Even before we built our house, we constructed a fence for our little dog, Cim. That was what we had been told the city required. Fences for dogs. So we complied.
But I kept seeing loose dogs. I’d call about them, thinking the city would appreciate knowing about the canines. Nothing.
I puzzled over it while I kept seeing more and more of various breeds roaming the neighborhoods--free and unhindered, chasing cats, eating garbage, and leaving ample evidence of their cavorting behind to help fertilize our yards.
Then it hit me, like the proverbial ton of bricks. A dog heaven. The city wanted to keep it a secret so Nederland and Port Arthur wouldn’t take credit for the idea.
But why the idea in the first place?
The only answer was that previous city fathers wanted to lessen the stress on its hard-working citizens so they decided to provide a entertaining service not offered by any other community, a haven for dog owners to give their beloved pets free rein and let the citizenry enjoy the frolicking of the happy animals.

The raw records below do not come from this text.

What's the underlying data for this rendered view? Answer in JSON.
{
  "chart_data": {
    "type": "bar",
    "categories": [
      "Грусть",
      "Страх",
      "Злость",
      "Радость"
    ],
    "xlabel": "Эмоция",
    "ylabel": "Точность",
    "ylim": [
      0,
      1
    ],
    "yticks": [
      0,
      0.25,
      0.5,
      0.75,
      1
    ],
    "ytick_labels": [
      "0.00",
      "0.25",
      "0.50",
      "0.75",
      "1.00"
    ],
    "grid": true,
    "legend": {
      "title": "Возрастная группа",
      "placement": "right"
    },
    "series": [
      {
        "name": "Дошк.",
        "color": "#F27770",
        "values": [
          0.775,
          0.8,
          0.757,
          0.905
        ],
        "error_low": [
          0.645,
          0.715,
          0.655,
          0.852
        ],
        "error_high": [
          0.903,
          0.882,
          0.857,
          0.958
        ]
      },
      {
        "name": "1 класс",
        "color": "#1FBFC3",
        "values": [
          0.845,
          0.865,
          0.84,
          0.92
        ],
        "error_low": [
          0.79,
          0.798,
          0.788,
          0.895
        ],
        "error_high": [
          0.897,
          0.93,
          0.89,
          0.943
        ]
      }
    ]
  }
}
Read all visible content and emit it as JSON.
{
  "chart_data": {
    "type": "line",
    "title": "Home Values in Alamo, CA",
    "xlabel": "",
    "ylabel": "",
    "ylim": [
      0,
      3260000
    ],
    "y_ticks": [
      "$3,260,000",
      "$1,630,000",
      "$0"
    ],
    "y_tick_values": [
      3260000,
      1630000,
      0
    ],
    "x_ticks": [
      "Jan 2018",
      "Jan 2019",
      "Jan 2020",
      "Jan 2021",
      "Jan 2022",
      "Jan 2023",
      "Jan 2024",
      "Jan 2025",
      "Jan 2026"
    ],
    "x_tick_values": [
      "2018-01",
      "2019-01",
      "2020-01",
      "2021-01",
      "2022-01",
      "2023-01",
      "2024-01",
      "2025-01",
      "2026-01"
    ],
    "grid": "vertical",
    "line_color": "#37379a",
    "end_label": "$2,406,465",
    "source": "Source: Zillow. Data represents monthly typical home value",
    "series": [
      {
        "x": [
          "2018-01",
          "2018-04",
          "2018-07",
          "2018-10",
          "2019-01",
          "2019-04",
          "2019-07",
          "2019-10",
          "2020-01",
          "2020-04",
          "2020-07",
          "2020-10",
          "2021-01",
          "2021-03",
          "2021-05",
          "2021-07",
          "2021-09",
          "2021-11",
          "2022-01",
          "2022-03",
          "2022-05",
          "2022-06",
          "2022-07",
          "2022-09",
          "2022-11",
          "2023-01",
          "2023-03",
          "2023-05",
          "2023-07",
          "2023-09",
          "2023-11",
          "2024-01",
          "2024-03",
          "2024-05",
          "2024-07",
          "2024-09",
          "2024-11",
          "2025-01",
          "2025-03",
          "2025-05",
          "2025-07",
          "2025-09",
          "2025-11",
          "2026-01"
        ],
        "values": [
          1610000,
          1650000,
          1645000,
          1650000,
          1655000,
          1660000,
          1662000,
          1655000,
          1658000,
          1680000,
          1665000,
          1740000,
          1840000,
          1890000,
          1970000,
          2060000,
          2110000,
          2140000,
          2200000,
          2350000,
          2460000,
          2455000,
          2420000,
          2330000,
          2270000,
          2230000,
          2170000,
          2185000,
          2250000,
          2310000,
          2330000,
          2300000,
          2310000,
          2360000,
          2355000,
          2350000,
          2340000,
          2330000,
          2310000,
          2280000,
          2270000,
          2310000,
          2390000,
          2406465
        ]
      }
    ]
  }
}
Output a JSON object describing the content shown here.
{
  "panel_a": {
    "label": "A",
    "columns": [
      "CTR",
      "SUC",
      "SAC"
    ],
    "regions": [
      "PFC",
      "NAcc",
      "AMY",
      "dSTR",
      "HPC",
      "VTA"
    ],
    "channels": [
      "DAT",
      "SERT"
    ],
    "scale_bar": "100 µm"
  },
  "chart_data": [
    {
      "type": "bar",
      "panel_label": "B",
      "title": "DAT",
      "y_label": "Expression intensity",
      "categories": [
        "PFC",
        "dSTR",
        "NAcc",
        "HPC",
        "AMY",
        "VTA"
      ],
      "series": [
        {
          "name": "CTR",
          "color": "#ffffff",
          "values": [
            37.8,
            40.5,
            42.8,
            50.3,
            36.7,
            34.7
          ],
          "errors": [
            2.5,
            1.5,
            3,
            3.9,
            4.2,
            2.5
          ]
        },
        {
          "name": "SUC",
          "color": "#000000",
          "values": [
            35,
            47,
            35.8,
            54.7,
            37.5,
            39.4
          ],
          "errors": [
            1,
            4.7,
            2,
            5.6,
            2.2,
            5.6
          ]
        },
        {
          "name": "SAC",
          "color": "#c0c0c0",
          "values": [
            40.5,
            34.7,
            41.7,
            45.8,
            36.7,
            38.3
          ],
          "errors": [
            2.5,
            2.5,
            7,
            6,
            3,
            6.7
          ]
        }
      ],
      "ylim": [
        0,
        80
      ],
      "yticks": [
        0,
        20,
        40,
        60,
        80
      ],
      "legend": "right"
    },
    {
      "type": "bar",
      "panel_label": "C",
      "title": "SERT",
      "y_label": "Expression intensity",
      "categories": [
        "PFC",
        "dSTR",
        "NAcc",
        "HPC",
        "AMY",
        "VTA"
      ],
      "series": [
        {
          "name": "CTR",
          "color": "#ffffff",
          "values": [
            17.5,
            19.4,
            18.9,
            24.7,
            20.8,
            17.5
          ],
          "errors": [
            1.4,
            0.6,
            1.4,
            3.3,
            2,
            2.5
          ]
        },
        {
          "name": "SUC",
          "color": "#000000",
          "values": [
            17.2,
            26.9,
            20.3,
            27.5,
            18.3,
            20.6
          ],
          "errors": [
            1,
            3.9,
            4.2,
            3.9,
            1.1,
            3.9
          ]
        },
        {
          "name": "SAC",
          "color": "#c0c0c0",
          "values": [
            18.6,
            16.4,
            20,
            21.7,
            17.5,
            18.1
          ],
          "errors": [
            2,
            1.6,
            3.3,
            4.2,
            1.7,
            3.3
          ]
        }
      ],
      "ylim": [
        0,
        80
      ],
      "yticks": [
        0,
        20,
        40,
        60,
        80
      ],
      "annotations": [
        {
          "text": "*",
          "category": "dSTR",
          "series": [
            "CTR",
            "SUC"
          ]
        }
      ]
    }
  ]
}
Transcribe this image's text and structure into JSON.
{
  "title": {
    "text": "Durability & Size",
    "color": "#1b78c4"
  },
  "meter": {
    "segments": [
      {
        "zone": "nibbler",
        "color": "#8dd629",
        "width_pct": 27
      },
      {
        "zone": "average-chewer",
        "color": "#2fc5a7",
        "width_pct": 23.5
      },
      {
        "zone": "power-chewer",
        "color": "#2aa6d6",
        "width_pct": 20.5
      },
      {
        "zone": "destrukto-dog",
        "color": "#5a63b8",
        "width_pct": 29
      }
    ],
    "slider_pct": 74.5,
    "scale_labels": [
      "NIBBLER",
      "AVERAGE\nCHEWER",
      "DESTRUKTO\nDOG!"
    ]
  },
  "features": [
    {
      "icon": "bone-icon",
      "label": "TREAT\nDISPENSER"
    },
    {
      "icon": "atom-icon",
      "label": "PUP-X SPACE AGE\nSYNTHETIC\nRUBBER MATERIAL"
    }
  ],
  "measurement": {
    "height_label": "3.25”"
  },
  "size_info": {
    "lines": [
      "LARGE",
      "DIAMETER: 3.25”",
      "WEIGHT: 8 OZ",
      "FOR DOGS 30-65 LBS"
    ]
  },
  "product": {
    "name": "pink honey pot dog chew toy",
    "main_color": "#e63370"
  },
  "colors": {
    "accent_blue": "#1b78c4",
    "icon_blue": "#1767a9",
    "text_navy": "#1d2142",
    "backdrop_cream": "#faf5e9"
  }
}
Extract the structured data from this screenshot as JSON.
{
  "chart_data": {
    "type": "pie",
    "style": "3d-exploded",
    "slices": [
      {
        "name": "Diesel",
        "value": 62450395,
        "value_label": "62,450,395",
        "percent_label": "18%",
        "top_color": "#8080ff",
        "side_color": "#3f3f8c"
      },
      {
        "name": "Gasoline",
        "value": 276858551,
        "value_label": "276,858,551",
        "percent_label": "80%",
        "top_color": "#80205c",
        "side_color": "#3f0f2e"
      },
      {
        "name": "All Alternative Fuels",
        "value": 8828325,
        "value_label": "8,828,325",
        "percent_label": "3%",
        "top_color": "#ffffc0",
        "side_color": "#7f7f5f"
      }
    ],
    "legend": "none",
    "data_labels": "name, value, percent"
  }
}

What better way to wake up each morning than to see the different breeds of canines running the street and yards. Just the other day, I saw a Jack Russell terrier gamboling with the rare and elusive Basenji, but that was nowhere as memorable as watching a rare Bearded Collie and a Boston Terrier chase cats up my neighbors’ pecan trees.
Our city fathers have come up with a remarkable idea to help the city grow with this dog heaven business. They ought to change our city sobriquet from ‘Sapphire City of the Neches’ to ‘Dog City of the Neches’ or maybe ‘Canine City of the Neches.’
Visitors will flock in, and we won’t have to bother with a riverfront park project that’ll put Kemah to shame.
At the base of the sign, we should inscribe the words, "Give me your Rottweilers, your Malamutes, your Yorkies, your huddled mongrels yearning to breathe free."
A catchy slogan might be “A Dog in Every Garage!”
Who says our city doesn’t have vision?